As I now had a hypothesis, I set out to build an algorithm that could do this on a large scale. After going through multiple iterations, and hearing feedback from both programmers and analysts I landed on an algorithmic design:

This model could pull in factor data, process it by breaking it down into first and second derivatives, aggregate the factor results, search for similar instances, output predictions and then continuously back-test the algorithm to fine tune the predictive strength.

Testing the results

After implementing this architecture through python code the testing process began. I did this by running my algorithm through a k-fold assessment model, which back-tested my model over multiple time periods.
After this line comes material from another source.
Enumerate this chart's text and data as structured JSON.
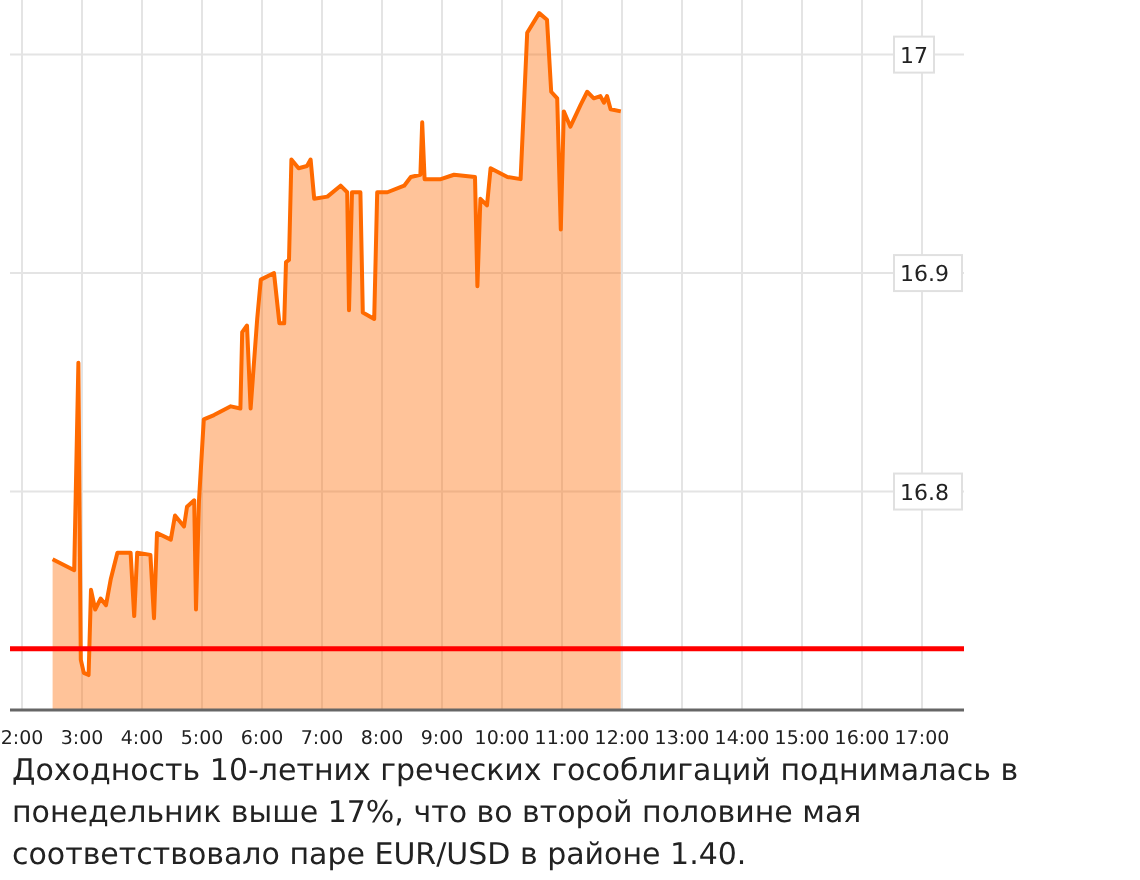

The predictions proved strong, as shown in the example below for early 2017:

Over a 20 month testing period this algorithm proved an 85% success rate in predicting Chinese market movements.

When this algorithm was used to decide whether to buy or sell Chinese stocks it proved to create significant more value than the standard buy-and-hold strategy that was used by JP Morgan. The stark contrast in the investment returns of the two strategies over a 5 year period can be seen below:

Due to its success this algorithm is now being utilized by JP Morgan to create value for its clients each and every day.


This example is just one of many in how technology, due to a disconnect between industry experts and software developers, is not being fully utilized. There is a strong need for people in the business world today who can understand business problems while also having a firm grasp of how technology can help.